Human stool transplant shows the way for treating colon germ

The human stool or feces have now become an antidote for the patients who are hit hard by the bacterium Clostridium difficile also called the C. diff bacterium. Even though, the illness from C. diff commonly affects older adults in hospitals or long-term care facilities. It is estimated that about three million Americans are infected annually with this bacterium.
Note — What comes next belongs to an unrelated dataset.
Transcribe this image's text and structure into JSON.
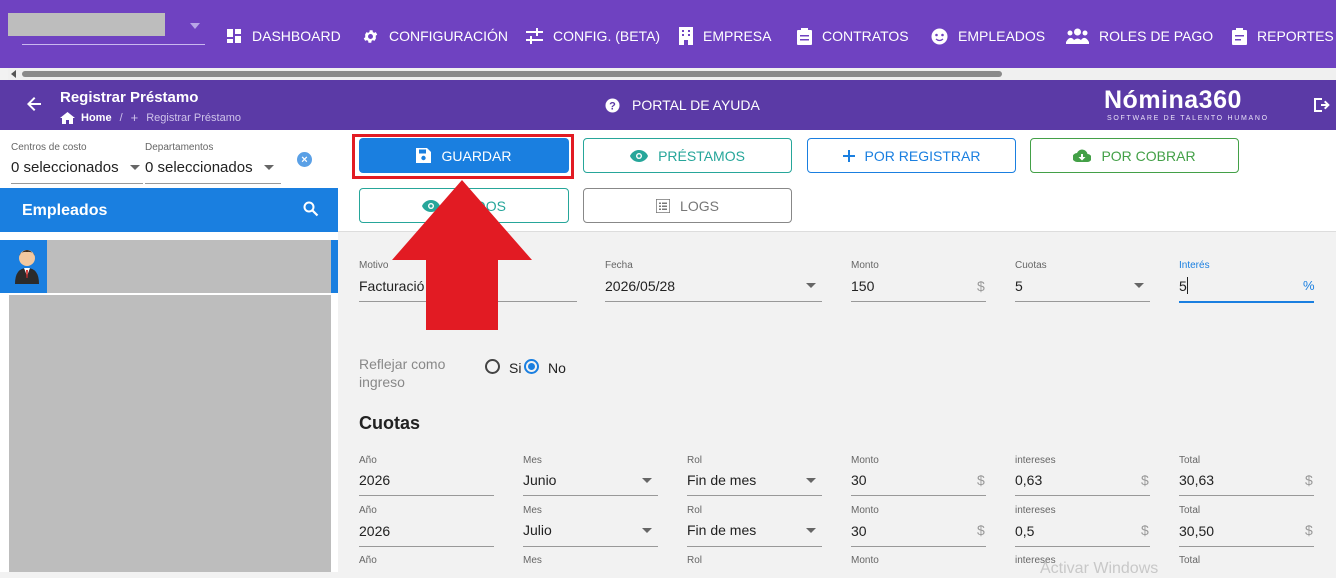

Most people have no symptoms but about 500,000 or more than half of them aged 65 or older develop abdominal cramps, diarrhea, fever and inflamed colons due to this bacterium.

As many as thirty thousand Americans die each year from the C. diff bacterium usually after recurrences of infection. The infection is due to the result of taking antibiotics that wipe out the friendly bacteria in the colon that usually keeps the C. diff bacterium under control or at bay. Once established the C. diff bacterium can produce toxins that attack the lining of the intestine and toxins destroy healthy cells, produce inflammatory cells and decaying cellular debris inside the colon.

Various treatment procedures involve usage or taking of drugs and vaccines manufactured by drug manufacturers such as Merck & Co and Sanofi. However, the growing numbers of gastroenterologists are excited and placing their bets on the human stool or fecal transplants. The human stool transplant in an experimental setting has consistently cured about 85 to 90 percent of patients who have multiple episodes of C. diff.